Cependant, si la guerre devait devenir incontrôlable, la possibilité que l'Iran soit soumis à une pression militaire et politique accrue et que sa stabilité intérieure soit gravement affaiblie pourrait entraîner de lourdes conséquences, non seulement pour l'intégrité territoriale de l'Iran, mais aussi pour la sécurité et la stabilité des pays de la région. Si ces possibilités se réalisaient, le tableau qui en résulterait ne produirait rien d'autre que catastrophe et destruction pour les États de la région.

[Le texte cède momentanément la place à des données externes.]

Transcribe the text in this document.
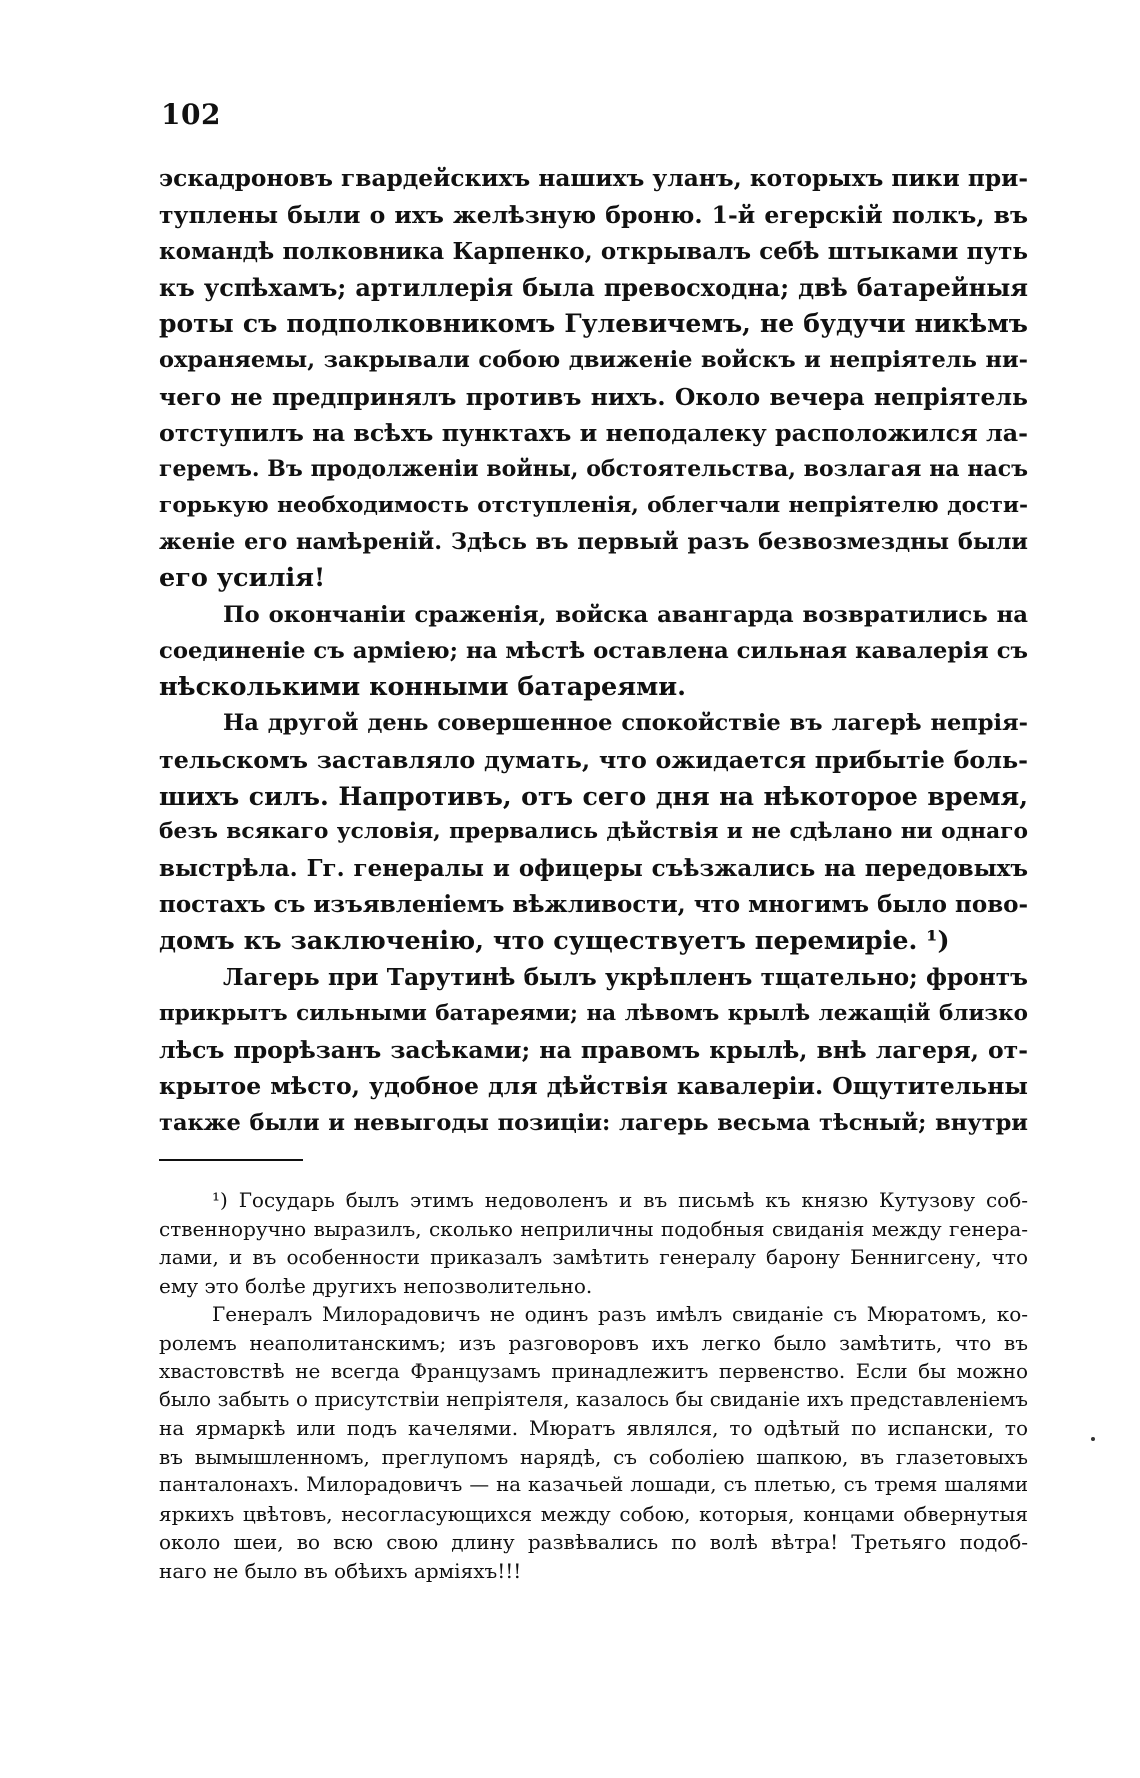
102

эскадроновъ гвардейскихъ нашихъ уланъ, которыхъ пики при-
туплены были о ихъ желѣзную броню. 1-й егерскій полкъ, въ
командѣ полковника Карпенко, открывалъ себѣ штыками путь
къ успѣхамъ; артиллерія была превосходна; двѣ батарейныя
роты съ подполковникомъ Гулевичемъ, не будучи никѣмъ
охраняемы, закрывали собою движеніе войскъ и непріятель ни-
чего не предпринялъ противъ нихъ. Около вечера непріятель
отступилъ на всѣхъ пунктахъ и неподалеку расположился ла-
геремъ. Въ продолженіи войны, обстоятельства, возлагая на насъ
горькую необходимость отступленія, облегчали непріятелю дости-
женіе его намѣреній. Здѣсь въ первый разъ безвозмездны были
его усилія!
По окончаніи сраженія, войска авангарда возвратились на
соединеніе съ арміею; на мѣстѣ оставлена сильная кавалерія съ
нѣсколькими конными батареями.
На другой день совершенное спокойствіе въ лагерѣ непрія-
тельскомъ заставляло думать, что ожидается прибытіе боль-
шихъ силъ. Напротивъ, отъ сего дня на нѣкоторое время,
безъ всякаго условія, прервались дѣйствія и не сдѣлано ни однаго
выстрѣла. Гг. генералы и офицеры съѣзжались на передовыхъ
постахъ съ изъявленіемъ вѣжливости, что многимъ было пово-
домъ къ заключенію, что существуетъ перемиріе. ¹)
Лагерь при Тарутинѣ былъ укрѣпленъ тщательно; фронтъ
прикрытъ сильными батареями; на лѣвомъ крылѣ лежащій близко
лѣсъ прорѣзанъ засѣками; на правомъ крылѣ, внѣ лагеря, от-
крытое мѣсто, удобное для дѣйствія кавалеріи. Ощутительны
также были и невыгоды позиціи: лагерь весьма тѣсный; внутри
¹) Государь былъ этимъ недоволенъ и въ письмѣ къ князю Кутузову соб-
ственноручно выразилъ, сколько неприличны подобныя свиданія между генера-
лами, и въ особенности приказалъ замѣтить генералу барону Беннигсену, что
ему это болѣе другихъ непозволительно.
Генералъ Милорадовичъ не одинъ разъ имѣлъ свиданіе съ Мюратомъ, ко-
ролемъ неаполитанскимъ; изъ разговоровъ ихъ легко было замѣтить, что въ
хвастовствѣ не всегда Французамъ принадлежитъ первенство. Если бы можно
было забыть о присутствіи непріятеля, казалось бы свиданіе ихъ представленіемъ
на ярмаркѣ или подъ качелями. Мюратъ являлся, то одѣтый по испански, то
въ вымышленномъ, преглупомъ нарядѣ, съ соболіею шапкою, въ глазетовыхъ
панталонахъ. Милорадовичъ — на казачьей лошади, съ плетью, съ тремя шалями
яркихъ цвѣтовъ, несогласующихся между собою, которыя, концами обвернутыя
около шеи, во всю свою длину развѣвались по волѣ вѣтра! Третьяго подоб-
наго не было въ обѣихъ арміяхъ!!!
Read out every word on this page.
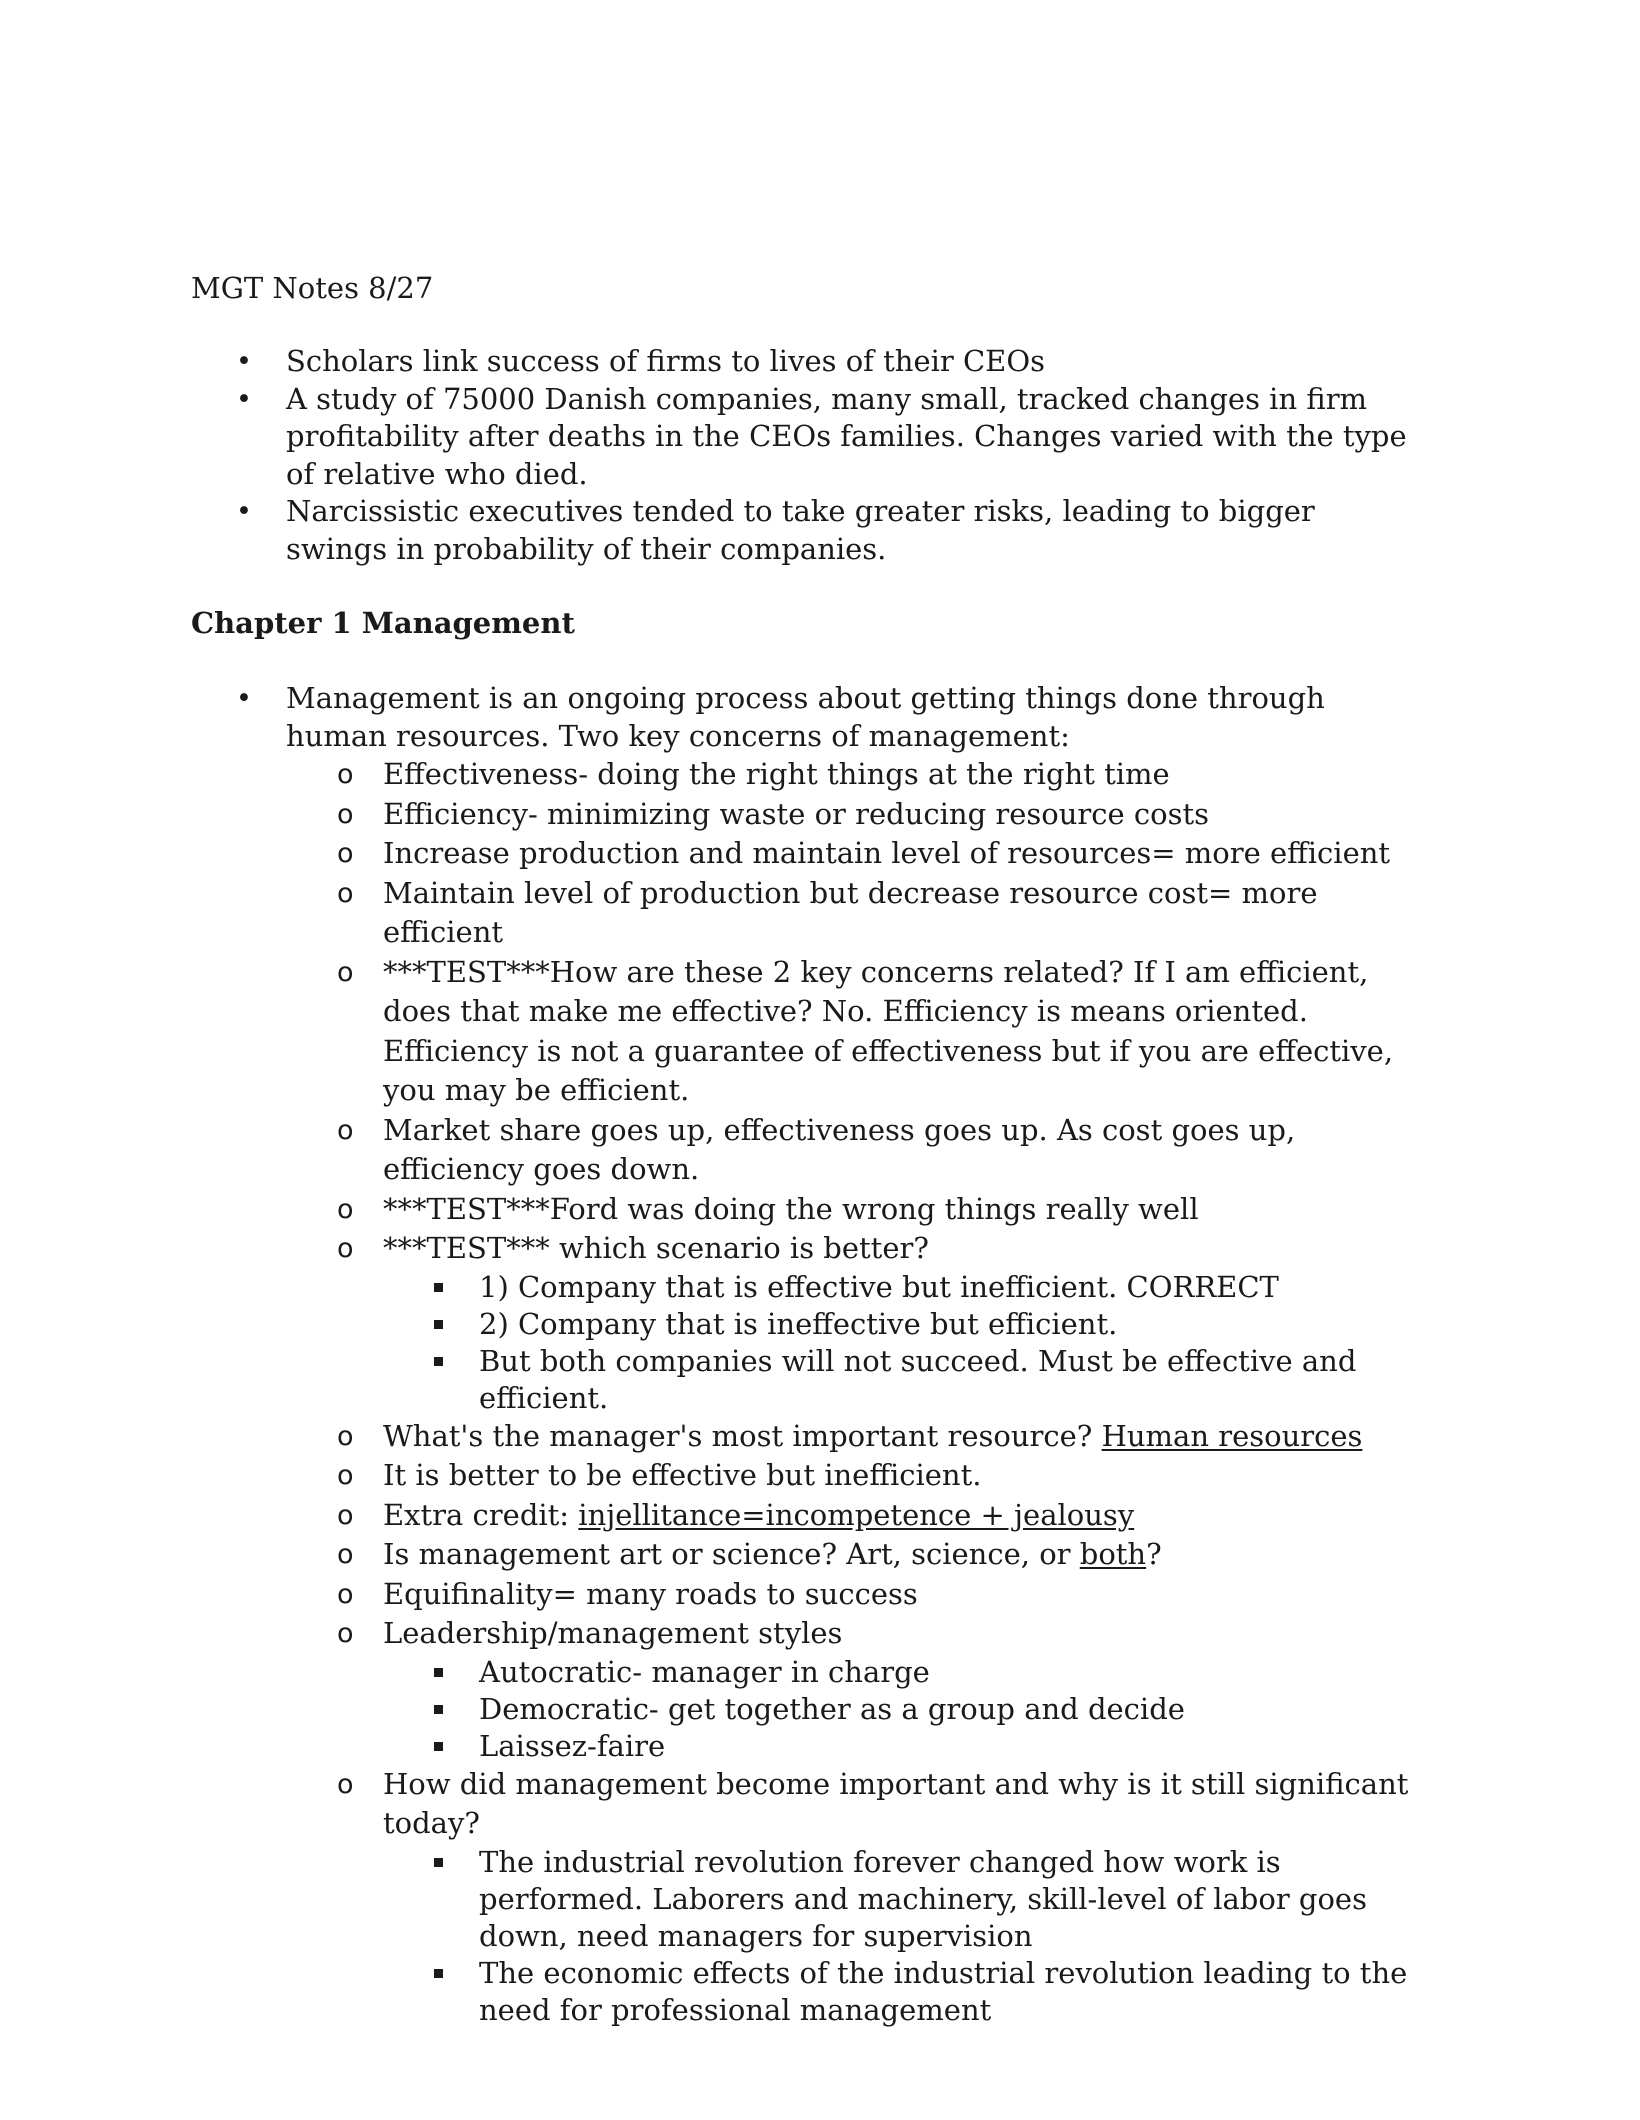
MGT Notes 8/27
• Scholars link success of firms to lives of their CEOs
• A study of 75000 Danish companies, many small, tracked changes in firm profitability after deaths in the CEOs families. Changes varied with the type of relative who died.
• Narcissistic executives tended to take greater risks, leading to bigger swings in probability of their companies.
Chapter 1 Management
• Management is an ongoing process about getting things done through human resources. Two key concerns of management:
o Effectiveness- doing the right things at the right time
o Efficiency- minimizing waste or reducing resource costs
o Increase production and maintain level of resources= more efficient
o Maintain level of production but decrease resource cost= more efficient
o ***TEST***How are these 2 key concerns related? If I am efficient, does that make me effective? No. Efficiency is means oriented. Efficiency is not a guarantee of effectiveness but if you are effective, you may be efficient.
o Market share goes up, effectiveness goes up. As cost goes up, efficiency goes down.
o ***TEST***Ford was doing the wrong things really well
o ***TEST*** which scenario is better?
1) Company that is effective but inefficient. CORRECT
2) Company that is ineffective but efficient.
But both companies will not succeed. Must be effective and efficient.
o What's the manager's most important resource? Human resources
o It is better to be effective but inefficient.
o Extra credit: injellitance=incompetence + jealousy
o Is management art or science? Art, science, or both?
o Equifinality= many roads to success
o Leadership/management styles
Autocratic- manager in charge
Democratic- get together as a group and decide
Laissez-faire
o How did management become important and why is it still significant today?
The industrial revolution forever changed how work is performed. Laborers and machinery, skill-level of labor goes down, need managers for supervision
The economic effects of the industrial revolution leading to the need for professional management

Les effets de la guerre ne se limitent pas au domaine de la sécurité. La prolongation des combats peut aggraver les problèmes économiques et avoir des conséquences dévastatrices sur la stabilité sociale. L'ampleur de la crise économique dans laquelle l'Iran est actuellement plongé rend ce risque encore plus visible. Les experts iraniens affirment que l'incapacité à maîtriser l'inflation élevée, en particulier, pourrait aggraver les problèmes économiques et sociaux, ce qui pourrait accroître le risque de troubles intérieurs.
CONCLUSION
Bien que les développements actuels se distinguent par leur dimension militaire, les éléments déterminants de la lutte ne sont pas uniquement les combats sur le terrain. La résilience économique, la résistance psychologique et le soutien international figurent parmi les facteurs fondamentaux qui déterminent le cours de la guerre.
Par conséquent, la vraie question n'est pas tant de savoir qui l'emportera militairement, mais quelle partie pourra supporter le plus longtemps une pression prolongée. Cependant, l'histoire montre que le véritable prix des guerres est souvent payé par les sociétés plutôt que par les États. Chaque nouvelle tension entre les États-Unis et l'Iran rappelle une fois de plus cette réalité.